Regarding fungicide application, I generally follow the forecast and put down prior to the above conditions as a preventative. I know a lot of folks try to stick to the bios like Serenade, Companion, and Actinovate as preventatives. You may be able to get away from that if you're conditions aren't too bad. Its really the humidity that kills us down here. It keeps the grass wet for long periods.


----------



## Stegs (Aug 29, 2017)

ok we rarely get above 90 during the day, 70s at night maybe for the month of july...

grass wet for 10-12 hours straight doesnt happen often unless we get alot of rain. I feel that brown patch would be more of a issue in the transition zone areas. I feel I may be a little north for these types of issues.....
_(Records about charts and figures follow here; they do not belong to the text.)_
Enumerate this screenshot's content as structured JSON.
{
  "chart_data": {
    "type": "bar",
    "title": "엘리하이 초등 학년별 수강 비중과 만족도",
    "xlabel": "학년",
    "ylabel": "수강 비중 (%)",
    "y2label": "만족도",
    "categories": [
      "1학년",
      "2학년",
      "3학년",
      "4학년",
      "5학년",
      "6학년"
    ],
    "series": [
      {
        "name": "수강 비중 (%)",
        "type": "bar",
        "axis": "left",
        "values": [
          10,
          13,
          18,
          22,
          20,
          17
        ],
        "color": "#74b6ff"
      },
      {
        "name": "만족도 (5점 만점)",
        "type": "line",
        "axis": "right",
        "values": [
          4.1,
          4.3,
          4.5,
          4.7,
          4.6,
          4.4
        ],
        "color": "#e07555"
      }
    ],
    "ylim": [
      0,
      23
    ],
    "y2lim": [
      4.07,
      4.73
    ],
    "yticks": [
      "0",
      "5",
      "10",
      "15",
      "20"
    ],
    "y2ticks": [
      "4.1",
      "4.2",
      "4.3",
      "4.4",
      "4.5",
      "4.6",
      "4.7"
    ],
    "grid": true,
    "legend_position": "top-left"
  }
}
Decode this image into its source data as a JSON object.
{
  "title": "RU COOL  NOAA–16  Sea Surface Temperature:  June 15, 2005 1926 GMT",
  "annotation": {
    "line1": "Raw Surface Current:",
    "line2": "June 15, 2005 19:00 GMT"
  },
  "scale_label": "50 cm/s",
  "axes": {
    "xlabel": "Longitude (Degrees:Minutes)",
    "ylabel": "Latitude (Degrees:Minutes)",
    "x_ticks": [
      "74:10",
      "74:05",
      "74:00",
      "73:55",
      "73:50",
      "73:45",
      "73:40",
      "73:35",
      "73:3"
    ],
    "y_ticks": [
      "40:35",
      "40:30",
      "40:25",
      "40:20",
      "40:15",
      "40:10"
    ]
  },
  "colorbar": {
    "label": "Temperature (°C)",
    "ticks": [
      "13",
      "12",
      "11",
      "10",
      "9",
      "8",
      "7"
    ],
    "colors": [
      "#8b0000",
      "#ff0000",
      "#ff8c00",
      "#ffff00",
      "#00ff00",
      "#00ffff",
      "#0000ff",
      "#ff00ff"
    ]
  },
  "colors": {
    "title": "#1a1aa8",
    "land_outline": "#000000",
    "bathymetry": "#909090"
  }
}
But im still not going to risk it....Im going to get a granular fungicide to apply all summer long....maybe just gets scotts fungide or get some pillar G and start spreading it 1 time a month for the entire summer


----------



## vnephologist (Aug 4, 2017)

Stegs said:


> ok we rarely get above 90 during the day, 70s at night maybe for the month of july...
> 
> grass wet for 10-12 hours straight doesnt happen often unless we get alot of rain. I feel that brown patch would be more of a issue in the transition zone areas. I feel I may be a little north for these types of issues.....
> 
> But im still not going to risk it....Im going to get a granular fungicide to apply all summer long....maybe just gets scotts fungide or get some pillar G and start spreading it 1 time a month for the entire summer


Yeah, you won't have quite the same pressure, so hopefully should have some great success. Looking forward to seeing some pics as it matures! Regarding the fungicide... if you want to stick to a simple preventative regimen, you may want to go for a bio. If you're going to regularly apply chems then you'll need to rotate between at least two classes or you'll build resistance and actually make things worse. Two good options are rotation between a "strobie" like Azoxystrobin or Pyraclostrobin and a DMI like Propiconazole or Triticonazole.


----------



## Stegs (Aug 29, 2017)

more updated pics. Pics taken yesterday 5/21

Starting to fill in and get really thick. My honda hr214 is having trouble cutting it. Im having to mow it every other day now @ 3.5 (highest my push mower will go)

Still bagging the lawn right now until the annual bluegrass gets done seeding...then i will switch over to the scag!


----------



## Stegs (Aug 29, 2017)

grass looks a bit yellow in this pic, its because of the flash on my phone camera.

Lawn is really getting pretty thick now. Im having to mow it every other day with my Honda HR214-C

HOC is at its tallest setting....i think around 3.5 inches


----------



## Stegs (Aug 29, 2017)

Took this pick just to show whats the blades of grass look like at this stage. its really starting to get thick!

Milorganite was put down about 1.5 weeks ago, and a granular fungicide was put down about 1 week ago


----------